You can run ruby pmflogo3.rb without the parameters to get a small
tip about the command-line format (it allows to select
the color scheme or the size of the resulting logo).

Check if it works correctly by running:
(a) 
  ruby pmflogo3.rb TEST_SP1.pat SP1.png

which should use the TEST_SP1.pat matrix to produce the SP1.png logo using
classic IC scaling.

(b)
  ruby pmflogo3.rb TEST_counts.pwm test.png

which should use the TEST_counts.pwm count matrix to 
produce the test.png motif logo using DIC-based letter scaling.

(c)
  ruby pmflogo3.rb TEST_seqs.txt test.png
or
  ruby pmflogo3.rb TEST_seqs.mfa test.png

to produce the test.png logo using word-lists from
the corresponding txt or multi-fasta file.

(d)
  ruby dpmflogo3.rb TEST_dinucleotide.dpcm test.png
  
will procude dinucleotide logo of the dinucleotide counts matrix.

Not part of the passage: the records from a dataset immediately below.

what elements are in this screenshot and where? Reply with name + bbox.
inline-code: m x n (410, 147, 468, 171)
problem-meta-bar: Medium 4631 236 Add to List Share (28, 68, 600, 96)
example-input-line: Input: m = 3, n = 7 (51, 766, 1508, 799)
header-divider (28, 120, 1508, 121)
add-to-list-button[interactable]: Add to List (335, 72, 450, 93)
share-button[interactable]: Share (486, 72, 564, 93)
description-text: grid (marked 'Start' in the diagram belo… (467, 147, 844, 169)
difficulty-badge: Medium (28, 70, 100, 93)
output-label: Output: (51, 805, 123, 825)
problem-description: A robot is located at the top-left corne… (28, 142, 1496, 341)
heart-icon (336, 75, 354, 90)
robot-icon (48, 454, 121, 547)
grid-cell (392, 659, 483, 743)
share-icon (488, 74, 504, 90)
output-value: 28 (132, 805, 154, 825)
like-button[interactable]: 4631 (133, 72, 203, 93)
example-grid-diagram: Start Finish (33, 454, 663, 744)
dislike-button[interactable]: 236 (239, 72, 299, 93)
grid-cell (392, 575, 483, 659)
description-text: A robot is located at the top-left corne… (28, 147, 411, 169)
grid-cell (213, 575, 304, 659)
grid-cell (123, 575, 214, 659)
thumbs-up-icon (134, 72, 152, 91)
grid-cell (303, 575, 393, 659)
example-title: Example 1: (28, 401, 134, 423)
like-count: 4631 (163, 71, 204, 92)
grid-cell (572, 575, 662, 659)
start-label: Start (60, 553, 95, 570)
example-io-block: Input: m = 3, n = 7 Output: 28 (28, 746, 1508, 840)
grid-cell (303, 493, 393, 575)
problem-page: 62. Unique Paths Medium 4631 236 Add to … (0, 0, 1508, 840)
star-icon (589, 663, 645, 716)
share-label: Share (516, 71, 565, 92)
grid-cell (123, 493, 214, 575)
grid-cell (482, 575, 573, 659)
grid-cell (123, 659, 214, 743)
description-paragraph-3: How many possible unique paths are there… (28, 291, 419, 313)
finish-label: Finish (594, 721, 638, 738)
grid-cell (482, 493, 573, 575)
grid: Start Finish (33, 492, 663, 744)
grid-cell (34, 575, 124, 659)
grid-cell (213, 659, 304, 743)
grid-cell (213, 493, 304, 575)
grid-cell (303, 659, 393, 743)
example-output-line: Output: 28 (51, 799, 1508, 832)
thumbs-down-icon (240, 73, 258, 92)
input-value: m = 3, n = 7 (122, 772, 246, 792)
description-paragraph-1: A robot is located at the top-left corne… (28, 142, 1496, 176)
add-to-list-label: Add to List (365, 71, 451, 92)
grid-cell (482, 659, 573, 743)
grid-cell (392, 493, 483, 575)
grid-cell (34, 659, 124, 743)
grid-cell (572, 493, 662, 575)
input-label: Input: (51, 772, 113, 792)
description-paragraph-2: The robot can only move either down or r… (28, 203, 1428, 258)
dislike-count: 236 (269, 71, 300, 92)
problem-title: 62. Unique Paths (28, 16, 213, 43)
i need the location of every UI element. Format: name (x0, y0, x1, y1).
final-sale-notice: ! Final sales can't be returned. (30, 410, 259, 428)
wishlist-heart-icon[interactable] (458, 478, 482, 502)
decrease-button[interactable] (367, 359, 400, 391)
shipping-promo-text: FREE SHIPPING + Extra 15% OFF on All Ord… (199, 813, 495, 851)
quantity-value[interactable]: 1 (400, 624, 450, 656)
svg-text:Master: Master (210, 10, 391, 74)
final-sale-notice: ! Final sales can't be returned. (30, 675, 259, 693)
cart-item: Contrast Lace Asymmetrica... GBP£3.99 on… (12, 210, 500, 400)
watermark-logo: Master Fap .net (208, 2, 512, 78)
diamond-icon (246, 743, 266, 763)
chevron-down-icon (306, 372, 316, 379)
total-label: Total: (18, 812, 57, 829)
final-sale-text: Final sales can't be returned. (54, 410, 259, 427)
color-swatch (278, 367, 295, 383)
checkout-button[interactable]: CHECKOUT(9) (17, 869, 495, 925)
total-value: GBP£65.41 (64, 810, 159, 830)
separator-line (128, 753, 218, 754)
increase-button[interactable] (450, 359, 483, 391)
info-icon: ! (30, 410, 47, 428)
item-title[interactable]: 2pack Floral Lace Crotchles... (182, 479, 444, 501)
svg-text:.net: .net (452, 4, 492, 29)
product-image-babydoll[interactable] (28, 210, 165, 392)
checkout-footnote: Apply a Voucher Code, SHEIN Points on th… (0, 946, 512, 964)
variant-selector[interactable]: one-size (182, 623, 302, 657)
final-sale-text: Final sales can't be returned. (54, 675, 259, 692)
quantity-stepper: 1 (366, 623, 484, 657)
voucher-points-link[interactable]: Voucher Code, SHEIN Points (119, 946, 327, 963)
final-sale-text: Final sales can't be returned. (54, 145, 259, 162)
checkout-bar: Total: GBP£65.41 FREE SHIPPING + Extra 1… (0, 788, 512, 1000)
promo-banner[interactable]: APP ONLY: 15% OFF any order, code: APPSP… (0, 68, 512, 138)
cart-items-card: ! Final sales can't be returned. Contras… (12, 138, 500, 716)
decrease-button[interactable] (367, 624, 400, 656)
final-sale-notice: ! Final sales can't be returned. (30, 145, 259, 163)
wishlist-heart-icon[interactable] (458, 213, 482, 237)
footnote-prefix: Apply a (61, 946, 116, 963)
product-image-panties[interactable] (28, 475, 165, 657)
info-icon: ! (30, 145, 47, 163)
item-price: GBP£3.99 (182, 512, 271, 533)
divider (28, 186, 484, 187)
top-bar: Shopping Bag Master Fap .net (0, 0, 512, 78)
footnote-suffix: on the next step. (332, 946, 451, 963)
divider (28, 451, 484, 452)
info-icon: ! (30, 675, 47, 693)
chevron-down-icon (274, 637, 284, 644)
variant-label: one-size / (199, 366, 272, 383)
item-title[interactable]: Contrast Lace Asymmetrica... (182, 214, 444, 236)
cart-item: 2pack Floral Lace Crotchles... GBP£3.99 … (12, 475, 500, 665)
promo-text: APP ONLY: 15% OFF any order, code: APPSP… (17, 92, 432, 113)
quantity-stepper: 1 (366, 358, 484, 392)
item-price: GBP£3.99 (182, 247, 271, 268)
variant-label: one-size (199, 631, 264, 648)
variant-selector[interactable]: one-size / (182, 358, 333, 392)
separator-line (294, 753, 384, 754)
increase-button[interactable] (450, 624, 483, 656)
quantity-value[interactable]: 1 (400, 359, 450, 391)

4) run_chiphorde7.rb script,
which passes the parameters to ChIPHorde and
parses its output to create separate result files.

For example
  ruby run_chiphorde8.rb test 8:10,6:7,6:7 filter yes 1.0 s:TEST_footprint.mfa

will create a series of a three motifs using the following ChIPHorde parameters:
- searching for a strong motif of length 8 to 10, then 6 to 7, then 6 to 7; 
using 'filtering' strategy to exclude the sequences 
with good motif occurrences before the next search iteration,
printing additional info, using ZOOPS segmentation coefficient of 1.0, 
using TEST_footprint.mfa as the non-weighted input data set.

The .log file will contain all information regarding this ChIPHorde run.
Several accompanying files with a self-describing names will be also produced.